Co-owners Heba Abd El Hamid and Mohammad Naser of Arabesque Hookah Café and Restaurant opened their restaurant three months ago on Corydon Avenue and decided to round out their staff — five people including themselves — with Syrian refugees.

"I am a first-generation immigrant and I'm Egyptian ethnically, and my partner is Palestinian and he is a refugee and came from Syria," Abd El Hamid said.

"Both having that newcomer experience, we think it's really important to give people the chance."

Naser said, being a refugee his entire life, it was important.

"Empowering those often looked down upon by society is one of our values. We believe that we are only as strong as our weakest member," he said. 

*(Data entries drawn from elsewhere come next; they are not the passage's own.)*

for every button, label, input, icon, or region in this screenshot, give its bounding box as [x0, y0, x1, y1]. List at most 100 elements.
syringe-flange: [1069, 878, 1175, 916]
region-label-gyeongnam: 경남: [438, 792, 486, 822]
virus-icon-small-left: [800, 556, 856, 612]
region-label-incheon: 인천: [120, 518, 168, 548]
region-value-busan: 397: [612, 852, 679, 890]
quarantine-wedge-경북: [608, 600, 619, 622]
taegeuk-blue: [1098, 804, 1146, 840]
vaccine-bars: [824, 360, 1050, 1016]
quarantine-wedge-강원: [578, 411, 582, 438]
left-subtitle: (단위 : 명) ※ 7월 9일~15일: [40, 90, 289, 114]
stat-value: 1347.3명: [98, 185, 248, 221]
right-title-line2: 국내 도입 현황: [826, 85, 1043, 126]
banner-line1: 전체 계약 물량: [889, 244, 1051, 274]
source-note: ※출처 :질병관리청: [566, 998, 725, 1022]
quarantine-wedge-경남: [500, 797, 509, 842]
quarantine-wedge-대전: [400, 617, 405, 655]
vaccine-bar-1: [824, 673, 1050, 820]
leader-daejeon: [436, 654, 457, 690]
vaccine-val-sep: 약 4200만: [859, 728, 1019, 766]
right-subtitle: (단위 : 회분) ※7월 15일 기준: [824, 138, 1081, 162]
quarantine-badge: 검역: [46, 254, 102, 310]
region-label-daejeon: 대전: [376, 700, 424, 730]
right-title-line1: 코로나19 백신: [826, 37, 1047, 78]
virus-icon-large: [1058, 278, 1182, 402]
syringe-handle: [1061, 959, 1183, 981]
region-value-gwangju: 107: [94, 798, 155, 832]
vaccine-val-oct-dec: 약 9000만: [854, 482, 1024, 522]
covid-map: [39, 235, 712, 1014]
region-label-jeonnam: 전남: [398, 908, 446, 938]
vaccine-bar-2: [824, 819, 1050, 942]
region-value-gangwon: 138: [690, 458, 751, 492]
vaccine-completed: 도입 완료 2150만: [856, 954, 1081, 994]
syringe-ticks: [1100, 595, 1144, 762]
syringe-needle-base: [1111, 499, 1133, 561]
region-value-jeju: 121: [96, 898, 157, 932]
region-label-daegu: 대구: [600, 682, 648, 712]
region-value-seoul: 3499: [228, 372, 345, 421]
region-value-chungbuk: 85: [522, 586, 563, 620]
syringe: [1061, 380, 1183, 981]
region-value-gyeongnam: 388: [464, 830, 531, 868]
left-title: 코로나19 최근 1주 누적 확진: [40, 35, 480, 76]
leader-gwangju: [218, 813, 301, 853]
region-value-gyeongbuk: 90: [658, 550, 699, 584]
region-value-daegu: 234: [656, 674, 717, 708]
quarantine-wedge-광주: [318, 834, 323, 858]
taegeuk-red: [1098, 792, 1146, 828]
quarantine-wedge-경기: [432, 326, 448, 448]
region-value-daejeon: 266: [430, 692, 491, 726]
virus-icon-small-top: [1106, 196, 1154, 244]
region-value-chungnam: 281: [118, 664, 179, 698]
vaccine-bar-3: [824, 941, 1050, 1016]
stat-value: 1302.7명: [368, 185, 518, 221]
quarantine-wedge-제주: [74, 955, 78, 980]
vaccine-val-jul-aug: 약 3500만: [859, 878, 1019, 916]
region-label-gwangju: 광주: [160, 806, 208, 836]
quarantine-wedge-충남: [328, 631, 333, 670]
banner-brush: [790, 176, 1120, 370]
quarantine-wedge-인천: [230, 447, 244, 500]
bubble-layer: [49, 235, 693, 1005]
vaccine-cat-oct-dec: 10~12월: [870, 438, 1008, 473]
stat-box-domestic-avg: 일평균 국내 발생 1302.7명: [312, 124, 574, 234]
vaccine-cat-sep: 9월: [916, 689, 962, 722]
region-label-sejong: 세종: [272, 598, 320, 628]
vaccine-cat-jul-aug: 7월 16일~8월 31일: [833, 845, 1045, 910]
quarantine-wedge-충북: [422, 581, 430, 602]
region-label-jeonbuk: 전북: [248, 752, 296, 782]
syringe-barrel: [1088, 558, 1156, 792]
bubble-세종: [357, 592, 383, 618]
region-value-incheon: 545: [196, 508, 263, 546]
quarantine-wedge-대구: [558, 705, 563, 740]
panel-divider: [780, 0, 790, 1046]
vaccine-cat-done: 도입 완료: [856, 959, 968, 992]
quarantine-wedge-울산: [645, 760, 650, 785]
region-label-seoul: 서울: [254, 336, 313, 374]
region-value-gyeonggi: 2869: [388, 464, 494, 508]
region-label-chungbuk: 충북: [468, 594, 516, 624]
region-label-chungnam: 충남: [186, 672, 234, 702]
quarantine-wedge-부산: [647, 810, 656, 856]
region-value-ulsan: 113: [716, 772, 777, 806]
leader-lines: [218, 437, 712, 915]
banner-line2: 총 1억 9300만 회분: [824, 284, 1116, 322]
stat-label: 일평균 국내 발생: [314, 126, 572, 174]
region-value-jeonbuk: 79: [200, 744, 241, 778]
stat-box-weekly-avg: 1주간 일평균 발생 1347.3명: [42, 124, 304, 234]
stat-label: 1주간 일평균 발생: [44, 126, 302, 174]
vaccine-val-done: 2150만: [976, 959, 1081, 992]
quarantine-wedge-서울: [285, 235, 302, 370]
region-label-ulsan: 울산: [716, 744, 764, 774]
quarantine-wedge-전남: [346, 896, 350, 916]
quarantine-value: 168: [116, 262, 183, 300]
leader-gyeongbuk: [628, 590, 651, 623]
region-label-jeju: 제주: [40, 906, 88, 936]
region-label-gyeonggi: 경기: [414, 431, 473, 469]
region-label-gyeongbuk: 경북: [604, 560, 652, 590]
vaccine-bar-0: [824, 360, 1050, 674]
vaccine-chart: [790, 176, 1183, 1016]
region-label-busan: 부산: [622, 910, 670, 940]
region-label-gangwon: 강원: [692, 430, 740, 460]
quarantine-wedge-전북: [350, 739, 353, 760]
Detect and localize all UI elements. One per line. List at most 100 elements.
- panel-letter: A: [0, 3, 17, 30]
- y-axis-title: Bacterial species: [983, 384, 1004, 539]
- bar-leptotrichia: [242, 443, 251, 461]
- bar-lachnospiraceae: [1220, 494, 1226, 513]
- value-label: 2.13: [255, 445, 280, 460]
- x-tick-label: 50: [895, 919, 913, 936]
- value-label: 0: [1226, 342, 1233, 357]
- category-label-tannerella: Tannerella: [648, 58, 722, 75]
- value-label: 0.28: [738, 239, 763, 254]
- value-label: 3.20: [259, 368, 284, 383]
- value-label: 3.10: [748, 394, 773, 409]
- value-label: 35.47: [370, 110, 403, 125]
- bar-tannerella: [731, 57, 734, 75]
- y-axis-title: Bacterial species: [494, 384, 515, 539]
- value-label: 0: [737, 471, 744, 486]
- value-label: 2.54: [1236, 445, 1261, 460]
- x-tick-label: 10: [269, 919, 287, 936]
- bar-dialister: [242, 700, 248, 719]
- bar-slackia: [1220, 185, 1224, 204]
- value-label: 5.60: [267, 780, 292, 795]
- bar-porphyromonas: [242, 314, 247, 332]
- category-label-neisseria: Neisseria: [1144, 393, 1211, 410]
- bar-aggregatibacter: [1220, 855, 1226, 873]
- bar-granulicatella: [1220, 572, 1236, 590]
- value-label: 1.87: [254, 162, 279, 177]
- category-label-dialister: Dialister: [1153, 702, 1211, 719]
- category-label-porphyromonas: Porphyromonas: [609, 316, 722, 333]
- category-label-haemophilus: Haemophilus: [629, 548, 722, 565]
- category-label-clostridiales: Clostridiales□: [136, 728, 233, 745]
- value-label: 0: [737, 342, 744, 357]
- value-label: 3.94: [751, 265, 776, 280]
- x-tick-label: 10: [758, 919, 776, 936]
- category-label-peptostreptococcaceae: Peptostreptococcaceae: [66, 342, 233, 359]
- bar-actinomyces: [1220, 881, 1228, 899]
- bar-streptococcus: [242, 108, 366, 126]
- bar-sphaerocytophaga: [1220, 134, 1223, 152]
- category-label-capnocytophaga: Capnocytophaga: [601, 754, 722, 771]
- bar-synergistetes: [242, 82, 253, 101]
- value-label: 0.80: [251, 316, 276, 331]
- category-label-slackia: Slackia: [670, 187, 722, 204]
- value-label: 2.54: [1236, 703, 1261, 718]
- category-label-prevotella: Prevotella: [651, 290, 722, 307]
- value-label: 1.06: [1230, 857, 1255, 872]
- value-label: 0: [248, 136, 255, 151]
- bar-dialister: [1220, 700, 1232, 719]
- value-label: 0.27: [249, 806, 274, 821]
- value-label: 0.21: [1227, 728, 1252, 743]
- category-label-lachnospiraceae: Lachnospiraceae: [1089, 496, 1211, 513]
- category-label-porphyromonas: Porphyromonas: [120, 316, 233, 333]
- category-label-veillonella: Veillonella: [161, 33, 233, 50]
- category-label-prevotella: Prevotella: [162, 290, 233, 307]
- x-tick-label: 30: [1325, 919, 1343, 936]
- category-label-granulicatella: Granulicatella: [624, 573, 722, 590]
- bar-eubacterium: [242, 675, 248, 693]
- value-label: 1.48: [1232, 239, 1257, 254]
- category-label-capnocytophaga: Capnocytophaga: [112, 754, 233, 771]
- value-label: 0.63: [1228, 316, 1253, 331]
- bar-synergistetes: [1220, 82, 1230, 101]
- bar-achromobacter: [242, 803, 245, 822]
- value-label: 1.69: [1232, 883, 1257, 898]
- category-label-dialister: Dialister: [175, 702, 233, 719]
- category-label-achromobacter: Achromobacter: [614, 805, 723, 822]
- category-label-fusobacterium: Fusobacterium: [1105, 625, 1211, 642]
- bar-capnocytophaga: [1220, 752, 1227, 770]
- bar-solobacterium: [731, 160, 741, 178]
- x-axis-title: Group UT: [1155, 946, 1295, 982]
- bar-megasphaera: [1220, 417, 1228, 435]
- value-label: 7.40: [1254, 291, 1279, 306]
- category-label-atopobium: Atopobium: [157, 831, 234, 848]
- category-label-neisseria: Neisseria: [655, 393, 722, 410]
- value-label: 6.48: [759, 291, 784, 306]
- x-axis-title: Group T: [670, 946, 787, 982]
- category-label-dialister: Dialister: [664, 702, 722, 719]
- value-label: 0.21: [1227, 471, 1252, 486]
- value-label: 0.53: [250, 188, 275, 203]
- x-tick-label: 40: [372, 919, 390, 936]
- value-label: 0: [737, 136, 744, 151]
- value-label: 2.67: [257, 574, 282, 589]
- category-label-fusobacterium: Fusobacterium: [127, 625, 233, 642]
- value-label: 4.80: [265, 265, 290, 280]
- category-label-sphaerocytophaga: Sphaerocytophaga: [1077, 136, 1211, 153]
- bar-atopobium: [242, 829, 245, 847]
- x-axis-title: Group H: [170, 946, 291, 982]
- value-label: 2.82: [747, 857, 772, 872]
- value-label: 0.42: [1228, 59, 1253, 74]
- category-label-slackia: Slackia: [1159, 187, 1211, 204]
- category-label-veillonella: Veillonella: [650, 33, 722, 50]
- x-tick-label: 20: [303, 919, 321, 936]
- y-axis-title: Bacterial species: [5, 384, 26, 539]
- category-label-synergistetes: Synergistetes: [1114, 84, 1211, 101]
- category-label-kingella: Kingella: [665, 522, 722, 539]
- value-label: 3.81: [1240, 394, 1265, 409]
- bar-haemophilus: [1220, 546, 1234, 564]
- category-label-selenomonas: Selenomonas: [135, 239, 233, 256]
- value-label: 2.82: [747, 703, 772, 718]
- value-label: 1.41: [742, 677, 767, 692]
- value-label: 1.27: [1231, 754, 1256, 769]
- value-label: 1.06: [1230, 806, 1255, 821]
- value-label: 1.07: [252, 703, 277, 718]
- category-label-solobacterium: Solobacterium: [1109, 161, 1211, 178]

"This is a learning curve for all of us. We all learn from one another and consider ourselves as a team."

Arabesque Hookah Café and Restaurant

Arabesque Hookah Café and Restaurant co-owners Mohammad Naser and Heba Abd El Hamid say it was important for them to hire Syrian refugees. (CBC)

Abd El Hamid said that when people come to a new country there can be major hurdles, such as language and having education credentials transferred over. She also added that people often leave extremely dangerous situations and are still dealing with trauma.

"It is something so close to both of our hearts, having come from countries that underwent revolution," she said.

"We understand what it's like to give up your land and your culture and your home and start somewhere fresh, and it's really important for us to give refugees a shot."

The restaurant's menu is a fusion of Egyptian, Syrian and Palestinian cuisine so Abd El Hamid said "no one else would make the food as well as people from back home."

Beyond the shawarma and falafels, the small staff also provide each other a lot of support.  

"We all work together and we empower one another, whether it's through ensuring that their English is getting better or ensuring that they are getting essential life skills," she said. "Whatever it may be, so that when they leave us they are confident in what they do afterwards."

For customers, they are also able to have one-on-one conversations with the staff.

"I think something really important about our restaurant is that it breaks stereotypes around what being an immigrant or a refugee means by creating a safe space for different sorts of people to come together and sit and talk," Abd El Hamid said.